Hampir setiap minggu pagi kita bersama menelusuri sungai ini, menyusuri  liku-liku air yang mengalir dari kaki gunung yang keluar dari celah-celah batu dan  pepohon. Saat itu, kau selalu berada di sampingku, kita berdua berjalan menyusuri tepi hutan di kaki gunung ini, memotret serangga, memotret warna-warni bunga-bunga liar yang tumbuh sepanjang sungai ini.
“ Kak motret bunga yang merah itu untuk aku.” Kuning yang itu juga, cantik sekali, aku mau !”
Aku ingat , saat itu matahari masih baru sejengkal di atas bukit, pohon-pohon, daun-daun  dan bunga-bunga masih basah oleh embun pagi dan kumbang-kumbang yang lagi beterbangan di atas bunga-bunga liar di tepi sungai itu. Kita berdua menyesuri pepohonan dan embun pagi memotret bunga-bunga yang akan mekar di situ, lalu kau memintaku memotret kembang merah, kuning, ungu, putih, juga kupu-kupu atau kumbang yang warna-warni untukmu. Kenangan itu sunguh indah, sejenak aku duduk dibawh pohon lalu melihatmu belajar memotret kupu-kupu dan bunga-bunga dengan kameraku, seskali kau memintaku memberitahu bagaiman cara memotretnya, hmmmm…. Aku rindu detik-detik itu bersamamu di tempat ini.
Tanpa janji jani, Di sinilah setahun yang lalu,Hati Kita Menyatu

Sejenak aku terpaku pada kisah di suatu senja, saat kita memakirkan sepeda motor di simpang jalan ini dan memamdang  ke arah matahari terbenam sana, menikmati pesona lembayung senja dari celah-celah pucuk  cemara. Kau memeluk ku dengan erat, lalu mengatakan,
“ Kak bawalah aku terbang setinggi mungkin, ke manapun kau mau”. Aku hanya mengatakan waktu itu “ Aku tak ada apa-apa De, mana mungkin aku bisa membawamu terbang tinggi.” Saat itu aku menatapmu dan kau hanya tersenyum lalu mengatakan “ Kakak bisa, kakak Pasti bisa.”

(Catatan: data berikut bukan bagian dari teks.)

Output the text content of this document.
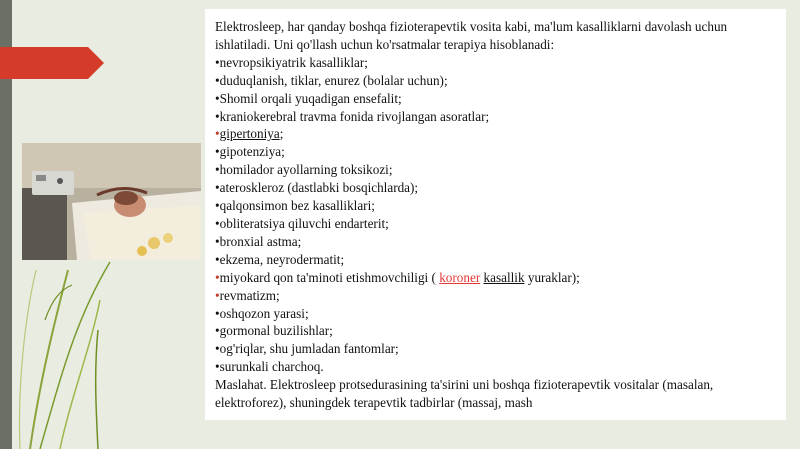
Elektrosleep, har qanday boshqa fizioterapevtik vosita kabi, ma'lum kasalliklarni davolash uchun ishlatiladi. Uni qo'llash uchun ko'rsatmalar terapiya hisoblanadi:

•nevropsikiyatrik kasalliklar;

•duduqlanish, tiklar, enurez (bolalar uchun);

•Shomil orqali yuqadigan ensefalit;

•kraniokerebral travma fonida rivojlangan asoratlar;

•gipertoniya;

•gipotenziya;

•homilador ayollarning toksikozi;

•ateroskleroz (dastlabki bosqichlarda);

•qalqonsimon bez kasalliklari;

•obliteratsiya qiluvchi endarterit;

•bronxial astma;

•ekzema, neyrodermatit;

•miyokard qon ta'minoti etishmovchiligi ( koroner kasallik yuraklar);

•revmatizm;

•oshqozon yarasi;

•gormonal buzilishlar;

•og'riqlar, shu jumladan fantomlar;

•surunkali charchoq.

Maslahat. Elektrosleep protsedurasining ta'sirini uni boshqa fizioterapevtik vositalar (masalan, elektroforez), shuningdek terapevtik tadbirlar (massaj, mash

Terima kasih atas waktu yang telah engkau habiskan bersamaku.. Aku bersyukur bisa mengenalmu, meski tak begitu lama tetapi cukup banyak yang aku dapat darimu waktu itu dan berarti  sekali. Kau seperti telah menghidupkan kembali bara apiku yang hampir padam, saat aku berburu peluang demi peluang hingga aku  hampir menyerah lalu mencari kesibukan dengan memotret setiap hari , lalu suatu sore aku berkenalan denganmu di sudut kota favoritku jika ingin memotret matahari terbenam sore hari.
Alangkah sedihnya aku ketika aku kembali dan melihat semuanya telah sirnah, tepi sungai yang biasanya kita duduk berdua, bercerita, bercanda, sambil mendengar gemercik air yang mengalir dari celah-celah batu telah gersang, tempat bunga-bunga liar itu telah pupus. Kini hanya kutemui bangkai-bangkai kayu berserakan dengan tebing dan lereng-lereng bukit yang tandus. Wedhus Gembel telah menghapus semua jejak-jejak cinta kita di sini. Tak puas dia melihat orang senang, dari tahun ke tahun dia selalu menghancurkan dan membunuh jutaan cinta yang bersemi di sini sejak ratusan tahun silam.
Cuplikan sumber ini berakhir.